Third Pillar: Customer Retention
Nowadays, there is so much competition and so many unique ways of delivering things that a consumer can compare and go elsewhere. Why would a customer remain with you? How are you quantitatively better? How are you competing in every way, not just in service, pricing, or the product. If you’re not competitive enough, they’re going to find someone else.
According to KPMG, 88% of CEOs are concerned about customer loyalty, realizing that mastery of the customer agenda is essential.You can always have one thing that’s primary that keeps the customer with you, and you can choose what that is. The major challenge is to find a good primary one, and also to make sure you don’t fall behind in other places.
You need not be the best in those other places, but you cannot be the worst. You cannot have one thing great and everything else poor. Then it’s like a broken ship. You can have one thing great, other things good, and that’s a good business. That is what we need to strive for and that’ll help you with the customer retention part.
Fourth Pillar: Brand Authenticity
Due to the flood of unwanted ads, consumers are using ad blockers, and anti-spam solutions to filter non-genuine messages. How can you as a marketer rise above the noise and be considered as authentic? You need to develop genuine messages and ideas that resonate more powerfully with people. Real important ideas help to boost your emotional marketing efforts.
Your brand will stand out from the crowd if you develop a connection with customers. You can make them see “what’s behind the curtains” through a video of actual users using the product. Make them feel a part of the company’s direction by showing a face they can relate to, a way to chat and be heard. Reaching out on social media makes them feel they know you.
Even if you’re to lose a customer because you provide an option for people to exit or work cross platform with other competitors, you also have something to gain. People would work with you more, because they know their risk is lower with you. People like to feel they have options and your best bet is setting them free to choose.
FinTech companies represent a threat to the incumbent financial services providers, but an expert marketer can help overcome the customer inertia that exists with their providers. Understanding customer perceptions and needs will be an important factor to success and help develop a long term, sustainable fintech-customer relationship.
Bottomline
Every marketing campaign must have a follow through. During the market development stage, the marketer has helped sell the product, and retailers and distributors have been reduced largely to being merchandise-displayers and order-takers. In the case of branded products, the marketer must now, more than ever, communicate directly with the customer.
The more you make your customers’ life easier, the more you will have peace, because people would like to stick with you longer, helping with the customer retention. All the above are pretty much interconnected, and intertwined. The brand authenticity comes at the end, as just having it without others will lead you nowhere.

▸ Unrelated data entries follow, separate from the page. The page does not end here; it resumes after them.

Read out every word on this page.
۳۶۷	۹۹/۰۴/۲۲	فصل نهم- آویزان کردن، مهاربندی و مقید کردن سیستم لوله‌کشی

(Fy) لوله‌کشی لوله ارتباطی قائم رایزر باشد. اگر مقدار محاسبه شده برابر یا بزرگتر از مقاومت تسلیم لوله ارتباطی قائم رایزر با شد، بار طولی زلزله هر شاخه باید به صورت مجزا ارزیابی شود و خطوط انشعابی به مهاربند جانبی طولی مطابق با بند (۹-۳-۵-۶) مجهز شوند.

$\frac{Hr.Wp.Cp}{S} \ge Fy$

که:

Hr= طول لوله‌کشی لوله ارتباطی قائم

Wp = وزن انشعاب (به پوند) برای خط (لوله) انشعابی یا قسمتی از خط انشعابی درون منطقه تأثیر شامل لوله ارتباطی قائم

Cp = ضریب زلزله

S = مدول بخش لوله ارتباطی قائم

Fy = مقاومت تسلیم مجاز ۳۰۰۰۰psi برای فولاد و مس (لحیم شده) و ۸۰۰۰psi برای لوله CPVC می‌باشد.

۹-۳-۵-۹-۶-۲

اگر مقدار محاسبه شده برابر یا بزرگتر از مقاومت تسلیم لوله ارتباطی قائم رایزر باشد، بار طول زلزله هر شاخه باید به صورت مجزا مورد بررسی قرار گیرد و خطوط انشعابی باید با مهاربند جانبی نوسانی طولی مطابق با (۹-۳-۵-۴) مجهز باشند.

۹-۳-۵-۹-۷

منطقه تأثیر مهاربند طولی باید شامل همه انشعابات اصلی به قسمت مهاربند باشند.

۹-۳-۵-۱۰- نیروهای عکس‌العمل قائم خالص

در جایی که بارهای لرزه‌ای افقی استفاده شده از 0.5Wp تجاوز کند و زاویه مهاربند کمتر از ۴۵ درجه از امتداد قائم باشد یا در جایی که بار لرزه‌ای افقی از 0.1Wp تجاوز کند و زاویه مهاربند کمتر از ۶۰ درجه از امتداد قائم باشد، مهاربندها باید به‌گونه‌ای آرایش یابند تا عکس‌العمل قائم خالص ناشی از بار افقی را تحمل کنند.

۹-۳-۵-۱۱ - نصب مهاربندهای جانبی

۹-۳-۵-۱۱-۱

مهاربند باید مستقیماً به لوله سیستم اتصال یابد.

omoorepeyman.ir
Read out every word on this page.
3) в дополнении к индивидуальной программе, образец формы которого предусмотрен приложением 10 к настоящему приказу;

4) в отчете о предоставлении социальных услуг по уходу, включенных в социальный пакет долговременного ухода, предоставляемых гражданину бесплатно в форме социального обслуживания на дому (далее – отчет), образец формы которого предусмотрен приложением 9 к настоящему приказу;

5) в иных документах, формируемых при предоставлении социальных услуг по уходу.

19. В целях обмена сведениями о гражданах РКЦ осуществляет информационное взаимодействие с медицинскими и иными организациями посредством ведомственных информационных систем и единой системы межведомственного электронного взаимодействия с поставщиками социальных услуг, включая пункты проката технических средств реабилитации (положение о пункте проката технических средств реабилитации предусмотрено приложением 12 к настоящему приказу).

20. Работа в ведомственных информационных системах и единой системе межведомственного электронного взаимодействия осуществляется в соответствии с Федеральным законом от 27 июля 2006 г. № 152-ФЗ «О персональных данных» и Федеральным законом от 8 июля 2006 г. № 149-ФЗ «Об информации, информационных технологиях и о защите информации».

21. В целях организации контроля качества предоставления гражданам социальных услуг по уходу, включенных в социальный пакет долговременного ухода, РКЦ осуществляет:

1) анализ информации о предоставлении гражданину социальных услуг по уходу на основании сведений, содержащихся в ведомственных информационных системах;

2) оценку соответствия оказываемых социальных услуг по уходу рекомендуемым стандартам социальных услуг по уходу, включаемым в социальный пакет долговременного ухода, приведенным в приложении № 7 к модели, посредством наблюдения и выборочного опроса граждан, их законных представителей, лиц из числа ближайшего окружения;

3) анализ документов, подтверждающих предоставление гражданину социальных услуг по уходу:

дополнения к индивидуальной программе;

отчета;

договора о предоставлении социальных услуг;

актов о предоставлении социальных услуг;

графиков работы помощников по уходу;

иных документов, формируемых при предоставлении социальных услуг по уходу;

You need all pillars inline.
Thus we see the truth in what Tony Hsieh, the CEO of Zappos has observed about serving the customers first-hand:
Our philosophy has been that most of the money we might ordinarily have spent on advertising should be invested in customer service, so that our customers will do the marketing for us through word of mouth.
If you have just the brand authenticity, it’s a short term path. But if you have the other three foundations right, then it makes sense. Then, the brand authenticity plays to your advantage.